Let $A,B\geq0$ be positive semidefinite matrices of arbitrary size $n\times n$. Denote by $\alpha$ and $\beta$ their largest eigenvalues.
It is well-known that the eigenvalues of the expression $AB + BA$ are bounded by [F. Zhang, "Matrix Theory", Sec. 7.2]
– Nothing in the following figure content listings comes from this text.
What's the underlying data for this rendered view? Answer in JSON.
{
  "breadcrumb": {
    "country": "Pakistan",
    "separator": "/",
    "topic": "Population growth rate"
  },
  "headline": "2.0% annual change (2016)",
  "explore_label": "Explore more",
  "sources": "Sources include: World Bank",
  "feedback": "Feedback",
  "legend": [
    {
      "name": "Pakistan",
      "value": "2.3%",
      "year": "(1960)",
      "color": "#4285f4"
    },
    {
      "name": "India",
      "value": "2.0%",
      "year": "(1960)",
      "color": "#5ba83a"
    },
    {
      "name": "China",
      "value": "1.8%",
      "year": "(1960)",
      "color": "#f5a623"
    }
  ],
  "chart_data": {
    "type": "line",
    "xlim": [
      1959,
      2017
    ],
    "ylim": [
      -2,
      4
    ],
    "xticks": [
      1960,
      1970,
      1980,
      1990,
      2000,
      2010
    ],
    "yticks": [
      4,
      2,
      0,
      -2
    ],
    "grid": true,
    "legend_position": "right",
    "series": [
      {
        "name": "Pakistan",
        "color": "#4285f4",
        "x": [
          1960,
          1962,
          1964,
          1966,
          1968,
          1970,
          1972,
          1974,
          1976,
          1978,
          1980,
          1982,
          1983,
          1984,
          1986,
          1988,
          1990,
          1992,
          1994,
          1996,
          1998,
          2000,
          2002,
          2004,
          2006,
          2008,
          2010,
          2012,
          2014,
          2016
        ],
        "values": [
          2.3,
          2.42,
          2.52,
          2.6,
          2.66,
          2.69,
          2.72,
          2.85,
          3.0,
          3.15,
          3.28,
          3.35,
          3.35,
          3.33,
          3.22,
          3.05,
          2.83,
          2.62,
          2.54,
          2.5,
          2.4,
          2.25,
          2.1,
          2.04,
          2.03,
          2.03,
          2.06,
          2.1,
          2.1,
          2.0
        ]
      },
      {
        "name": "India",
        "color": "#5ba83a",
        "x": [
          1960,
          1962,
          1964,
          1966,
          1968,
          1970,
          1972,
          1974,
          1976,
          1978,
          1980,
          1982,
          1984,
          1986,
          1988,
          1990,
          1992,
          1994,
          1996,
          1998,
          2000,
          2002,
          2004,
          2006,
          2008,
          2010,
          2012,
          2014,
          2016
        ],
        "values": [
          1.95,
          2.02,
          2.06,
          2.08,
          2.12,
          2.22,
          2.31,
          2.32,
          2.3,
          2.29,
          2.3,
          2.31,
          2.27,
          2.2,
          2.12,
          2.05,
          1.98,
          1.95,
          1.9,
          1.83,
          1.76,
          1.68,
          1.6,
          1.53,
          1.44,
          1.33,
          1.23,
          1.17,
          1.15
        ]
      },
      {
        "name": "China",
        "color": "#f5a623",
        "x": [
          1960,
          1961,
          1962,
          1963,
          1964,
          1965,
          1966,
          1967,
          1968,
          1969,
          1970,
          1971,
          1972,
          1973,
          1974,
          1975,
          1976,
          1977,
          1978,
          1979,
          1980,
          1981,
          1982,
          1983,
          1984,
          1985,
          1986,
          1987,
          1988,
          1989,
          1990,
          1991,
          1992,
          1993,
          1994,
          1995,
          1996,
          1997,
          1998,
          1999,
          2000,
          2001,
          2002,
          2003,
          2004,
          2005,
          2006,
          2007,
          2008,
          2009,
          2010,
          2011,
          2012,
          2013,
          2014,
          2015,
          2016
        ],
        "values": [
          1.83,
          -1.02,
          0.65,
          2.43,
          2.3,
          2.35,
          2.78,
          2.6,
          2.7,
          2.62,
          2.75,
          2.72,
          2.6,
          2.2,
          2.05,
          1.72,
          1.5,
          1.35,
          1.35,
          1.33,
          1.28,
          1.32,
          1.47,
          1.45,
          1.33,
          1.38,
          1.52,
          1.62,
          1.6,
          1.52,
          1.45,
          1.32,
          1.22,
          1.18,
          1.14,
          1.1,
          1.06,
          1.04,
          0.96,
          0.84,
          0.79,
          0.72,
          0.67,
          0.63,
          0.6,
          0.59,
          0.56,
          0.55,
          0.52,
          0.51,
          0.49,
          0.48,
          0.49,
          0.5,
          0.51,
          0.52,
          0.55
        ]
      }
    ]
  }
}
$$ -\frac{1}{4}\alpha\beta I \,\,\leq\,\, AB + BA \,\,\leq\,\, 2\alpha\beta I. $$
I can show that $$ - \rm{tr}(AB)I - \rm{tr}(A)B - \rm{tr}(B)A \,\leq\, AB + BA \,\leq\, \rm{tr}(AB)I + \rm{tr}(B)A + \rm{tr}(A)B \quad (\dagger) $$
Now normalize to $\rm{tr}(A) = \rm{tr}(B) = 1$. When $\rm{tr}(AB) = 0$, that is $A\perp B$ in terms of the Hilbert-Schmidt inner product, the expression reduces to
$$ -(A+B) \,\,\leq\, AB + BA \,\leq\,\, (A + B) \quad (\ddagger) $$
These inequalities $(\dagger)$ and $(\ddagger)$ look rather simple and are for $n\geq 3$ even tight. However I failed to find them in the literature, including in Bernstein's book on "Matrix Facts" or in the books by Bhatia. Am I missing something, are these known or can they straightforwardly be derived from other known expressions?
edit: they are weaker than the simple sum-of-squares, $(A-B)^2 \geq 0$; see answer below.